Les arbres savent par le haut et le bas. L’homme fait des affaires, signe des contrats, va à la guerre, à l’usine, au bureau. Il est rarement contemporain de l’âme, synchrone avec le rêve. Il habite en banlieue de lui-même. Il a peu de temps pour l’infini. Un seul billet de banque lui cache l’horizon. Il rapetisse en vieillissant. Il n’éprouve plus rien, il ne veut que la preuve. L’espace est trop petit pour le dedans, le corps trop étroit pour le cœur, la main trop lente ou trop rapide pour le geste, le regard trop près pour voir de loin. La pensée passe d’un nuage à l’autre, de la tige à la fleur. La pluie ne tombe pas. Elle s’immisce dans les mailles de l’air. Lorsque la dernière défense de l’âme se dévêt du corps, je continue de marcher, les yeux plus grands ouverts. Il y a des têtes où je voudrais entrer, des rôles dont je voudrais sortir, des accolades brisées, des caresses oubliées, des devoirs à refaire. Je voudrais être en lien avec toutes les fleurs, les anges, les licornes, les personnages de contes. J’ai trouvé dans les mots une vraie maison, une fenêtre dans les livres, une parole dans les choses.

 

Les marchands parlent déjà trop fort dans les chambres d’enfant. L’argent écorche les oreilles. Si c’est l’homme qui fait l’homme, il ne faut pas chercher ses ailes dans les livres de comptes. Je me raccroche aux mots à défaut d’autre chose, ceux qui ne mentent pas, ceux qui sentent la vie, l’urine et l’homme, ceux dont l’encre se mêle au sang, le sens à la poussière, les images à la voix, ceux qui nous tiennent debout à l’aide d’un seul doigt, une voyelle ou un cri.

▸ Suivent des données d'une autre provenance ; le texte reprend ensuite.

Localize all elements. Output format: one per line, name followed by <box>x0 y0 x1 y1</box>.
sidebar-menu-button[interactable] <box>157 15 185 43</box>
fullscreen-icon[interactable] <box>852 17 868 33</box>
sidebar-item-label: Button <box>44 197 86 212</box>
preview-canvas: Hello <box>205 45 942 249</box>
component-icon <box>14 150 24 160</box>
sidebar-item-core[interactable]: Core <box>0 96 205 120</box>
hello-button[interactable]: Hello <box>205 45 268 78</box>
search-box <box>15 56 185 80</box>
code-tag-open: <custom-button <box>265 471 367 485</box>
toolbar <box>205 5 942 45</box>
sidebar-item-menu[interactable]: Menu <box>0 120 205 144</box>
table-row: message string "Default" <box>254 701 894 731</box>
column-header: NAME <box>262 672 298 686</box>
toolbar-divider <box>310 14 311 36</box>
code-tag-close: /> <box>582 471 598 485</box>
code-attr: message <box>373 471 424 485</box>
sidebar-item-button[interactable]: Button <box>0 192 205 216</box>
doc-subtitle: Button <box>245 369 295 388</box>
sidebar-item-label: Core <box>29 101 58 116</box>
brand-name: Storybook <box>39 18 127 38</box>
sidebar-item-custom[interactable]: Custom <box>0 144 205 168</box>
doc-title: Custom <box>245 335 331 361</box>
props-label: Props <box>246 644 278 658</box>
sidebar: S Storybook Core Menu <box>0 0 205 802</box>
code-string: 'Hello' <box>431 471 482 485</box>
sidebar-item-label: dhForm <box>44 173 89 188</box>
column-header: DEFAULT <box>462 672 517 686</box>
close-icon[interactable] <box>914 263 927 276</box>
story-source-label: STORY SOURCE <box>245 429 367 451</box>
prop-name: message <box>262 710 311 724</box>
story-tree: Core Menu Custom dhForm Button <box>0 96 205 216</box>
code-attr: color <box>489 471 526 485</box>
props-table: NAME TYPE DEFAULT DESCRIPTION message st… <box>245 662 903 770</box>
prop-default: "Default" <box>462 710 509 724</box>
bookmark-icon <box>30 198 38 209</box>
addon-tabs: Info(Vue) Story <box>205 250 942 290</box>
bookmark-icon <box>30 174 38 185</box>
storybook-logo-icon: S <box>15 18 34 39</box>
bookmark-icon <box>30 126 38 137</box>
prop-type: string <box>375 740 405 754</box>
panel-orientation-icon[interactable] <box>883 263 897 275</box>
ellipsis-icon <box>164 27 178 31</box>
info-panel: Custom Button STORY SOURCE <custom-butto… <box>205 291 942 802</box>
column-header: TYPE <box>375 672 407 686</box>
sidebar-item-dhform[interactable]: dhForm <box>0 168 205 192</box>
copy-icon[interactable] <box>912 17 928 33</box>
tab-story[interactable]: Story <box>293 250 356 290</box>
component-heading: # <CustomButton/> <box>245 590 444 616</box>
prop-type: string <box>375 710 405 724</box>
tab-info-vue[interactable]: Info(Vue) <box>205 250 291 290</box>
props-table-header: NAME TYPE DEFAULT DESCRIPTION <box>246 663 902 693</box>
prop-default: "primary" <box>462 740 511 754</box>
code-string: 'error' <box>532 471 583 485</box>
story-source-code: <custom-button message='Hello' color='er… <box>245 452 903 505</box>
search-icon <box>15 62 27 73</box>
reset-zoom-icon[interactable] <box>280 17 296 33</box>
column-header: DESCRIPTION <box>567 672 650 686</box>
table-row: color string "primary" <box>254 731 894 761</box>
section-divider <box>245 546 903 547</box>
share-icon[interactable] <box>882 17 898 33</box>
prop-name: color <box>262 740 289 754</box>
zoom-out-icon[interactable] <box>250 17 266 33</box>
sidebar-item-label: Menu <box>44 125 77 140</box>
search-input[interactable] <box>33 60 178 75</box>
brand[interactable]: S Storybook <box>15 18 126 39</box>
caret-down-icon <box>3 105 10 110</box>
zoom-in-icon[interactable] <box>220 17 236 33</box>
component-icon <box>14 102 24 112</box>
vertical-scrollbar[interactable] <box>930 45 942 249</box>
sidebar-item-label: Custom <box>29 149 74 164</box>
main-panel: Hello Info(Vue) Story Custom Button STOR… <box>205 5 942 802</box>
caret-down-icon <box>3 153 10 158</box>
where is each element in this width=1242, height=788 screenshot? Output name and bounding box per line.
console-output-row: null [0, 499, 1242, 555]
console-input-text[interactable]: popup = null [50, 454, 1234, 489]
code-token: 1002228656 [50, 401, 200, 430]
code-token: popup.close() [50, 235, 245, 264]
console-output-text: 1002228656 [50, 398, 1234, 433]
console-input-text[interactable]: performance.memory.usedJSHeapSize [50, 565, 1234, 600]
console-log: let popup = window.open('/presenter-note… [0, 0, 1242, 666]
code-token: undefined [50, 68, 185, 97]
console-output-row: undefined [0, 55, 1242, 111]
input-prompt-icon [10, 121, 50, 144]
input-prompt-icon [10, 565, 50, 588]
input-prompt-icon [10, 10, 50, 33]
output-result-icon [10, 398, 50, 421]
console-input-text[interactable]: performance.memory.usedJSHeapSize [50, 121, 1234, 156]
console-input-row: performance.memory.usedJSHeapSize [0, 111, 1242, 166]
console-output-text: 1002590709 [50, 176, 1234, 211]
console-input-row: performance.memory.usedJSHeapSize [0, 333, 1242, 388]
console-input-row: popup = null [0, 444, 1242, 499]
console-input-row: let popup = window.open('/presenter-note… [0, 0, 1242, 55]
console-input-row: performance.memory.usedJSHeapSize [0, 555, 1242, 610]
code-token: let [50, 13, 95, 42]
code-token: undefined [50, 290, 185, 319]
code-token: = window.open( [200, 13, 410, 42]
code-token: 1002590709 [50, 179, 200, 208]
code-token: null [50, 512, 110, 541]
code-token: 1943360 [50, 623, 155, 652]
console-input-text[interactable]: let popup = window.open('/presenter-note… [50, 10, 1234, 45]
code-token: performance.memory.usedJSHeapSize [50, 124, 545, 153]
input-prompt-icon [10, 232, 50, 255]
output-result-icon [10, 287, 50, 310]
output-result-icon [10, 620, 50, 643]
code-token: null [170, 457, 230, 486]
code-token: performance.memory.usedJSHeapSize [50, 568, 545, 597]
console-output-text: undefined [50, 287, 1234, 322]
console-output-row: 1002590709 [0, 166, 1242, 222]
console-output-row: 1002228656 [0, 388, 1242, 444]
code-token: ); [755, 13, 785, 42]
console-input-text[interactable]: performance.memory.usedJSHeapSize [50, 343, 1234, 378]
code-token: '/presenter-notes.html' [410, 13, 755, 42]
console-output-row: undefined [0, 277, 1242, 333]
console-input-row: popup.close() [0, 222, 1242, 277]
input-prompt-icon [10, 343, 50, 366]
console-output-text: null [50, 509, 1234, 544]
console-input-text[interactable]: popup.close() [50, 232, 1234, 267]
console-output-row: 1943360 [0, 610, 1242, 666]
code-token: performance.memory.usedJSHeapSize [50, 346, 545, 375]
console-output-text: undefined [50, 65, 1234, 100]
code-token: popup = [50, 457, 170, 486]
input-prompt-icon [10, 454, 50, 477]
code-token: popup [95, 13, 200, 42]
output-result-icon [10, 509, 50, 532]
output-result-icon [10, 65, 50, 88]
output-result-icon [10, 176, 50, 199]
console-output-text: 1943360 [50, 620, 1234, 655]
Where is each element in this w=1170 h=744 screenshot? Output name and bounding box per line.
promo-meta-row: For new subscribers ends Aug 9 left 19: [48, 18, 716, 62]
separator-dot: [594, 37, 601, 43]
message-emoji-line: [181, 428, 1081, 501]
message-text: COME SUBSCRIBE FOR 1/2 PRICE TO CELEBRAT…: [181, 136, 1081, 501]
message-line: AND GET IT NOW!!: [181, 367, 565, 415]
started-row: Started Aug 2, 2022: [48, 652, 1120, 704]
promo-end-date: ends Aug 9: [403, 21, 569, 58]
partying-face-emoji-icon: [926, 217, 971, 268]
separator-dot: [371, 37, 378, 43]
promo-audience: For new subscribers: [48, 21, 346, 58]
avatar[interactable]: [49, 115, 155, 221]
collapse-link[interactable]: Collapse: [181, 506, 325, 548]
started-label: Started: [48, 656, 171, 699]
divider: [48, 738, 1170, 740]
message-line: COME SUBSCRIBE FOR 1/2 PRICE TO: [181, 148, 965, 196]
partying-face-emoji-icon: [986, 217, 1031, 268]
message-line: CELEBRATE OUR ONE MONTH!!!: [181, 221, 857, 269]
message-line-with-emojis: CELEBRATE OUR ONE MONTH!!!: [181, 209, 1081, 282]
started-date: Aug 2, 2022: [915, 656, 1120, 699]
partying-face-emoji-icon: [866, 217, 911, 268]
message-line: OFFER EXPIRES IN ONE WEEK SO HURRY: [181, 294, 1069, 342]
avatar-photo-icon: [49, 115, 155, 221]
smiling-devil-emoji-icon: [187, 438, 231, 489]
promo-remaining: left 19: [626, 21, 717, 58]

Le fil de la parole recoud les choses disparates, la tête avec le cœur, les gestes avec la route, la peau avec le rêve, l’amour avec la mort. Heureusement que les oiseaux pépient dans la cage thoracique des poètes. Ils avancent en longues colonnes de phrases, couvant les mots dans un nid d’encre. Une lumière remonte du fond de l’âme. Nous venons d’aussi loin que la vie. Où allons-nous ? Que faisons-nous à part améliorer les façons de détruire le monde sans se bâdrer du reste ? La matière du monde est un reflet de l’âme et sa manière d’être. Je porte entre les dents le pays à naître dans toutes ses grosseurs, le rêve des bourgeons, l’enfance revenue, tout l’amour à donner, l’autre côté de tout.